Very present in Africa

These viruses, Marburg and Ebola, both belong to the family of Filoviridae (filovirus). Although caused by different viruses, these two diseases are clinically similar. They have the ability to cause epidemics with high mortality rates.

This is the first time that Ghana has confirmed the presence of the Marburg virus. The WHO announced in September 2021 the end of the first episode of the Marburg virus in West Africa, 42 days after the identification of a single case in Guinea.

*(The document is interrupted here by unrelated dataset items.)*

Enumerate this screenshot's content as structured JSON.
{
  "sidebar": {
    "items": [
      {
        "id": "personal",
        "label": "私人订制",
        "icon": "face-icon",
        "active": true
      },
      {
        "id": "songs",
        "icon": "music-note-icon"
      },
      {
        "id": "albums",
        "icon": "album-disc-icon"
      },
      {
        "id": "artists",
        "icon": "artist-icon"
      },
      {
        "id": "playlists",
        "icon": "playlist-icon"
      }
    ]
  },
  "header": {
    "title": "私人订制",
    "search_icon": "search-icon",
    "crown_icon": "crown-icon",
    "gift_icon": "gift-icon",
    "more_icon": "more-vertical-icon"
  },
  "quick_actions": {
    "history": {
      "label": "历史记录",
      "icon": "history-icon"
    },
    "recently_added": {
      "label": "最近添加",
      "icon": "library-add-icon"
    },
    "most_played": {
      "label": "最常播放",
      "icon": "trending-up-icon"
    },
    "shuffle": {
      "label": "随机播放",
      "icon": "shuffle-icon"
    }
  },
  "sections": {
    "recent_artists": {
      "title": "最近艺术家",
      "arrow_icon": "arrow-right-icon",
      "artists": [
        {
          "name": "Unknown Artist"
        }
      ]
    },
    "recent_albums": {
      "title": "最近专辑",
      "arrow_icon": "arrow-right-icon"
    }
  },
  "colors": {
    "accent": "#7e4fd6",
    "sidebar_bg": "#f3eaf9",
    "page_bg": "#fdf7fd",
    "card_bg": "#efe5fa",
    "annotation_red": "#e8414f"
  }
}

Sporadic outbreaks and cases had in the past been reported elsewhere in Africa, including South Africa, Angola, Kenya, Uganda and the Democratic Republic of Congo. 128 people died of it in the Democratic Republic of the Congo in 1998, 329 in Angola in 2005.

How is the Marburg virus transmitted?

Marburg virus disease is transmitted to humans by bats frugivores, considered as natural hosts of this virus, and is spreading in the human species through direct contact with bodily fluids of infected peopleor with surfaces and materials, according to the WHO.

Thus, one can become infected through broken skin or mucous membranes with the blood, secretions, organs or other bodily fluids of infected persons, and with bedding, clothing etc.

What symptoms and how to treat?

The disease begins suddenly, with high fever, intense headaches and possible malaise. Case fatality rates have ranged from 24% to 88% in previous outbreaks, depending on virus strain and case management, according to the WHO. Many patients develop severe bleeding signs within seven days.

Although there is no no vaccines or antiviral treatments approved to treat the virus, supportive care – rehydration with oral or intravenous fluids – and treatment of specific symptoms, improve survival.

According to the WHO, a range of potential treatments, including blood products, immune therapies and drug treatments, are being evaluated.